Posłowie PO i Nowoczesnej przekrzykiwali się z prowadzącym obrady Stanisławem Piotrowiczem. Do protestów w obronie sądów nawiązał poseł Michał Szczerba. Przeszacował jednak ich skalę.

– Jednym tchem ludzie w całym kraju mówili: wolne sądy, wolne wybory, wolna Polska – mówił poseł PO.

Przy takiej debacie spór o ostateczny kształt ustawy o Sądzie Najwyższym zszedł na boczny tor. Jedno jest jednak pewne – poprawki Prawa i Sprawiedliwości zaskoczyły także Kancelarię Prezydenta.
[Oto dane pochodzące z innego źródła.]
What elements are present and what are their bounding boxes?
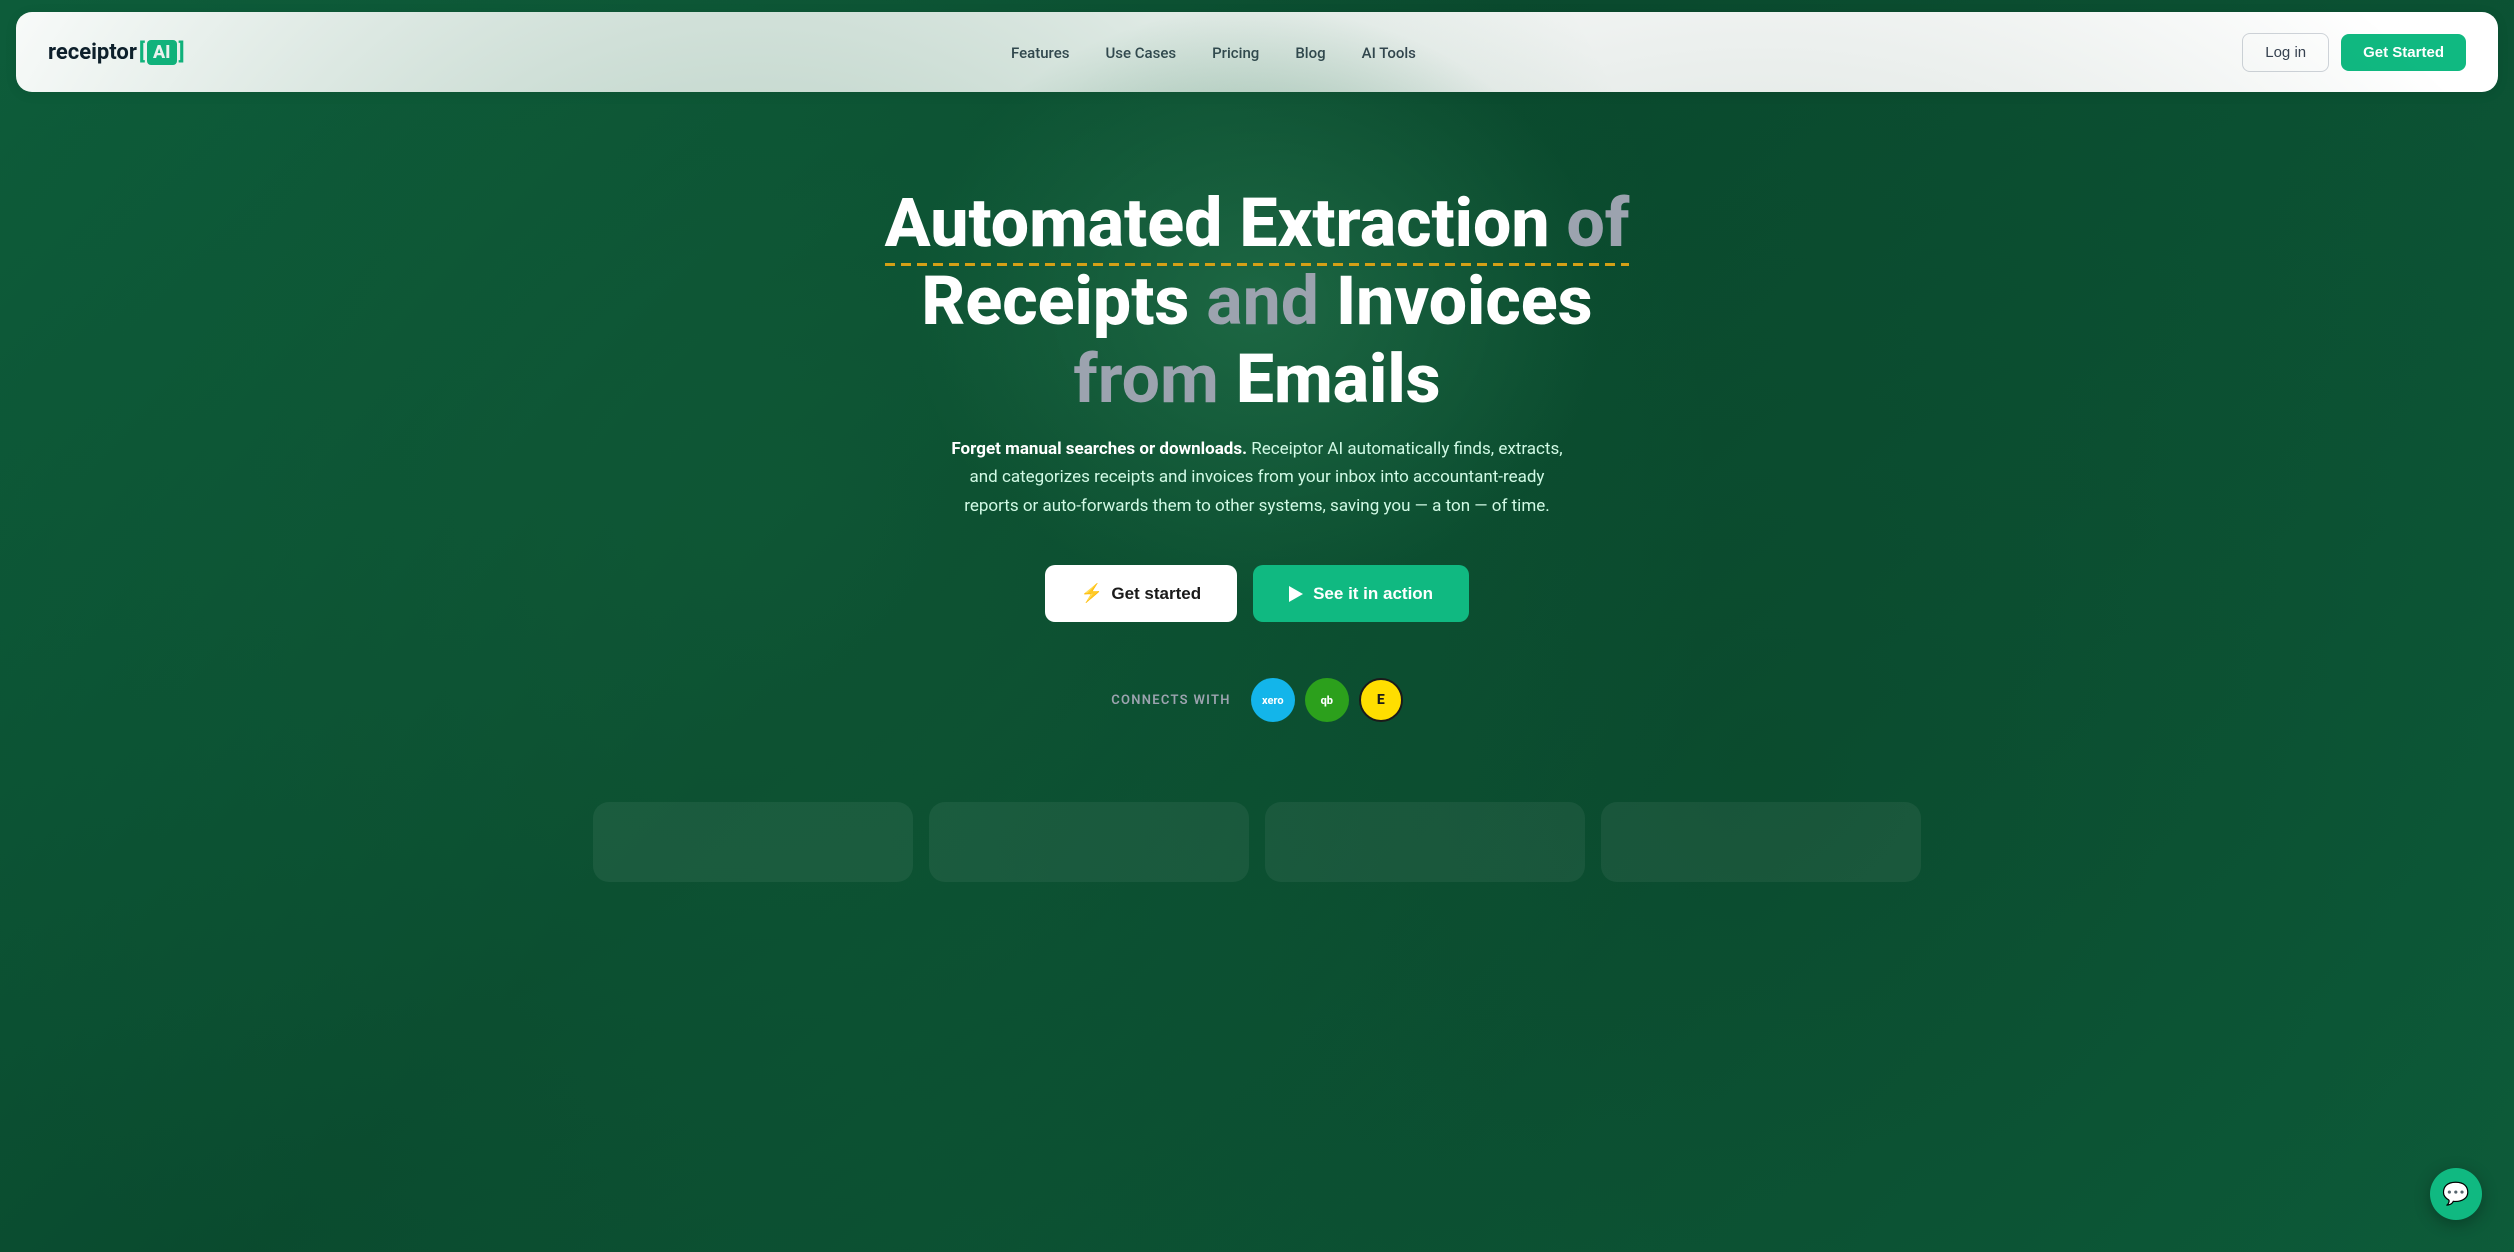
hero-title-and: and — [1206, 261, 1336, 341]
expensify-logo: E — [1359, 678, 1403, 722]
get-started-nav-button[interactable]: Get Started — [2341, 34, 2466, 71]
preview-card-4 — [1601, 802, 1921, 882]
lightning-icon: ⚡ — [1081, 583, 1103, 604]
nav-links: Features Use Cases Pricing Blog AI Tools — [1011, 43, 1416, 62]
bottom-preview — [0, 802, 2514, 882]
hero-title-invoices: Invoices — [1336, 261, 1593, 341]
navbar: receiptor [ AI ] Features Use Cases Pric… — [16, 12, 2498, 92]
nav-link-use-cases[interactable]: Use Cases — [1105, 44, 1176, 62]
chat-bubble[interactable]: 💬 — [2430, 1168, 2482, 1220]
hero-see-action-button[interactable]: See it in action — [1253, 565, 1469, 622]
login-button[interactable]: Log in — [2242, 33, 2329, 72]
xero-logo: xero — [1251, 678, 1295, 722]
quickbooks-logo: qb — [1305, 678, 1349, 722]
hero-see-action-label: See it in action — [1313, 584, 1433, 604]
logo-ai-badge: AI — [147, 40, 177, 65]
hero-title-line1: Automated Extraction of — [885, 184, 1630, 262]
hero-title-from: from — [1073, 339, 1235, 419]
nav-item-ai-tools[interactable]: AI Tools — [1362, 43, 1416, 62]
connects-section: CONNECTS WITH xero qb E — [1111, 678, 1403, 722]
chat-icon: 💬 — [2442, 1182, 2469, 1207]
nav-item-blog[interactable]: Blog — [1295, 43, 1325, 62]
nav-wrapper: receiptor [ AI ] Features Use Cases Pric… — [0, 0, 2514, 104]
hero-subtitle: Forget manual searches or downloads. Rec… — [947, 435, 1567, 522]
hero-section: Automated Extraction of Receipts and Inv… — [0, 104, 2514, 782]
hero-subtitle-bold: Forget manual searches or downloads. — [951, 439, 1247, 459]
hero-title: Automated Extraction of Receipts and Inv… — [885, 184, 1630, 419]
qb-text: qb — [1321, 694, 1333, 707]
nav-actions: Log in Get Started — [2242, 33, 2466, 72]
nav-item-use-cases[interactable]: Use Cases — [1105, 43, 1176, 62]
logo-text-main: receiptor — [48, 40, 137, 65]
nav-link-pricing[interactable]: Pricing — [1212, 44, 1259, 62]
logo-bracket-open: [ — [139, 40, 145, 65]
expensify-text: E — [1377, 692, 1385, 708]
hero-title-of: of — [1567, 183, 1630, 263]
preview-card-1 — [593, 802, 913, 882]
hero-get-started-label: Get started — [1111, 584, 1201, 604]
logo-link[interactable]: receiptor [ AI ] — [48, 40, 185, 65]
nav-link-ai-tools[interactable]: AI Tools — [1362, 44, 1416, 62]
nav-item-pricing[interactable]: Pricing — [1212, 43, 1259, 62]
connects-label: CONNECTS WITH — [1111, 693, 1231, 708]
hero-title-emails: Emails — [1236, 339, 1441, 419]
hero-title-receipts: Receipts — [921, 261, 1206, 341]
xero-text: xero — [1262, 694, 1284, 707]
hero-buttons: ⚡ Get started See it in action — [1045, 565, 1469, 622]
hero-get-started-button[interactable]: ⚡ Get started — [1045, 565, 1237, 622]
preview-card-3 — [1265, 802, 1585, 882]
nav-item-features[interactable]: Features — [1011, 43, 1069, 62]
play-icon — [1289, 586, 1303, 602]
nav-link-blog[interactable]: Blog — [1295, 44, 1325, 62]
hero-title-extraction: Automated Extraction — [885, 183, 1567, 263]
nav-link-features[interactable]: Features — [1011, 44, 1069, 62]
preview-card-2 — [929, 802, 1249, 882]
connects-logos: xero qb E — [1251, 678, 1403, 722]
logo-bracket-close: ] — [179, 40, 185, 65]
– Jesteśmy w trakcie procesu legislacyjnego. To pokazuje, że nie wszystko –jak zarzuca opozycja – zostało uzgodnione z prezydentem. Oczywiście część poprawek to inicjatywa klubu – powiedział Marek Ast.

Poprawki zgłoszone przez Prawo i Sprawiedliwość choć nie likwidują np. skargi nadzwyczajnej, to ograniczają jednak jej skalę. Wzmacniają także pozycję Izby Dyscyplinarnej, także wobec I prezesa Sądu Najwyższego – wskazał Waldemar Buda z PiS.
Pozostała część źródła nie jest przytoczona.